Few-Shot Prompt File Path
This refers to the file paths for a few-shot prompt file that provide examples of queries and answers for ARES to learn from. Few-shot learning uses a small amount of labeled training data to guide the generation of synthetic queries.
"few_shot_prompt_filename": "data/datasets/multirc_few_shot_prompt_for_synthetic_query_generation_v1.tsv",
Link to ARES Github Repo for few-shot file example used.
Synthetic Queries Filepath
A list of file paths where the generated synthetic queries will be saved. These files will store the queries created by ARES for use in training or evaluation.
NOTE - List Size Verification
Ensure the synthetic queries file paths list matches the document file paths list in size for consistency.

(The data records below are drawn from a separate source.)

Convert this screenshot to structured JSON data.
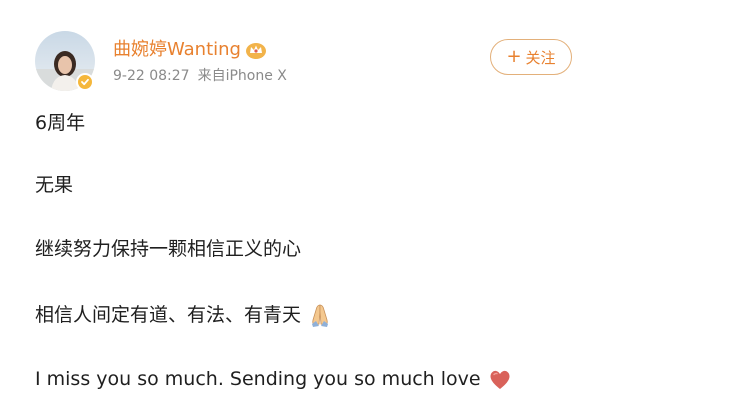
{
  "post": {
    "author": {
      "name": "曲婉婷Wanting",
      "verified": true
    },
    "meta": {
      "timestamp": "9-22 08:27",
      "source": "来自iPhone X"
    },
    "follow_button": {
      "label": "关注",
      "icon": "plus-icon"
    },
    "content": {
      "lines": [
        "6周年",
        "无果",
        "继续努力保持一颗相信正义的心",
        "相信人间定有道、有法、有青天",
        "I miss you so much. Sending you so much love"
      ],
      "emojis": {
        "line4": "folded-hands-icon",
        "line5": "heart-icon"
      }
    },
    "colors": {
      "username": "#e8812f",
      "follow_border": "#e3b07a",
      "meta_text": "#8a8a8a",
      "verified_badge": "#f5b73b"
    }
  }
}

"synthetic_queries_filenames": ["/output/synthetic_queries_1.tsv"],
Model Choice
Specifies the pre-trained language model to create the synthetic data. By default, ARES uses "google/flan-t5-xxl". You can replace this with any Hugging Face model suitable for your task.
"model_choice": "google/flan-t5-xxl",
Documents Sampled
An integer indicating how many documents to sample from your dataset when generating synthetic queries. Sampling can help speed up processing and manage computational resources. Choose a value that represents a large enough sample to generate meaningful synthetic queries, but not so large as to make processing infeasible. ARES will automatically filter documents
NOTE - Document Filter
ARES will automatically filter documents less than 50 words
"documents_sampled": 10000,
Synthetic Generation Configuration: Full Example
from ares import ARES
synth_config = {
"document_filepaths": ["/data/datasets_v2/nq/nq_ratio_0.5_.tsv"],
"few_shot_prompt_filename": "data/datasets/multirc_few_shot_prompt_for_synthetic_query_generation_v1.tsv",
"synthetic_queries_filenames": ["/output/synthetic_queries_1.tsv"],
"model_choice": "google/flan-t5-xxl",
"documents_sampled": 10000
}
ares = ARES(synthetic_query_generator=synth_config)
results = ares.generate_synthetic_data()
print(results)